Fin août, le gouvernement nigérian a décidé de fermer sa frontière terrestre avec le Bénin, mettant fin aux importations venues du pays voisin comme le riz ou les abats congelés. Une politique protectionniste du président nigérian qui entend ainsi développer le « made in Nigeria » et diversifier l’économie qui repose essentiellement sur le pétrole. Ce blocage est une véritable asphyxie pour les pays voisins et notamment le Bénin dont l’activité portuaire représente une importante source de revenus.

Sur le marché d’Ajara au Nigeria, à la frontière avec le Bénin, les étals sont pratiquement vides. Pourtant, il y a encore quelques semaines, les stands regorgeaient de produits de première nécessité en provenance du Bénin.

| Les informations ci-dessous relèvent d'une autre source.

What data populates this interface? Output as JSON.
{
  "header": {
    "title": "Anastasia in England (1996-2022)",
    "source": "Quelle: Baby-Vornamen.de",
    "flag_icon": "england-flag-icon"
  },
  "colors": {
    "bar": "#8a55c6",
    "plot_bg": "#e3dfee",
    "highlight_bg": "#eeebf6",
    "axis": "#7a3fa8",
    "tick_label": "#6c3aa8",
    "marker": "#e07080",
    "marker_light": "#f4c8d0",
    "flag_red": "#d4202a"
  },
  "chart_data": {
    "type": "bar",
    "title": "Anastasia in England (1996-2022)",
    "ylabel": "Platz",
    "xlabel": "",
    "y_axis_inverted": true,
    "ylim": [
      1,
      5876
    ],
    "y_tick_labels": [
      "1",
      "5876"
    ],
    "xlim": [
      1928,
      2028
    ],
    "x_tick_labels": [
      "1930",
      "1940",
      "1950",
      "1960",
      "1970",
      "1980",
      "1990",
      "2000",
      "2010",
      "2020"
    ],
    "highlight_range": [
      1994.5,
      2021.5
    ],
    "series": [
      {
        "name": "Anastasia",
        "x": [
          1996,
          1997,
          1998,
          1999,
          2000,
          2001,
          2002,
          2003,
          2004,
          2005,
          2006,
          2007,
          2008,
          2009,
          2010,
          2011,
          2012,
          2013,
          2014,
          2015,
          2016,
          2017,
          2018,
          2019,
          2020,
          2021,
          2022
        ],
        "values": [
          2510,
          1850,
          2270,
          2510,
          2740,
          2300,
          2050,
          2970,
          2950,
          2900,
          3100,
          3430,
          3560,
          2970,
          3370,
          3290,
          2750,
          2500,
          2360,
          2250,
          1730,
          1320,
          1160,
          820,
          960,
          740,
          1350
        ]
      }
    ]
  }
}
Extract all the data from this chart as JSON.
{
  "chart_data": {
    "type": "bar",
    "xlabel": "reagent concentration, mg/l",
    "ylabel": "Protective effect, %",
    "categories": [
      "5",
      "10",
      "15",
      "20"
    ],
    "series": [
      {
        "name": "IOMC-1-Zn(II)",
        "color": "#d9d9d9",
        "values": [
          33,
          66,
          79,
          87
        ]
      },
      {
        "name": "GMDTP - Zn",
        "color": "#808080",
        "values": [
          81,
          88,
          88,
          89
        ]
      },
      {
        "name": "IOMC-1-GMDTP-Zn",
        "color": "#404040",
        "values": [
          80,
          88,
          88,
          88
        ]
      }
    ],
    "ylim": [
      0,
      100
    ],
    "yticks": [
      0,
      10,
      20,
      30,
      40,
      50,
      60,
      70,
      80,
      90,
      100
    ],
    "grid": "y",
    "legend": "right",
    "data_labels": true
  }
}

« Peu d’articles que nous vendons sont produits au Nigeria, assure Serra Sunday, vendeuse au marché d’Ajara. Certains articles comme les macaronis, l’huile de granot, même le sucre… Nous les obtenions de la République du Bénin. Mais maintenant que la frontière est fermée, on ne peut plus y aller. Tous les articles que nous vendons sont ceux que nous avions avant la fermeture de la frontière. »

Fin août, le gouvernement nigérian a décidé de fermer sa frontière terrestre avec ses voisins, dont le Bénin, les accusant de mal gérer leurs douanes et de profiter de la porosité des frontières. Résultat : arrêt total des importations, souvent illégales, de produits divers comme le riz, l’huile, les abats congelés.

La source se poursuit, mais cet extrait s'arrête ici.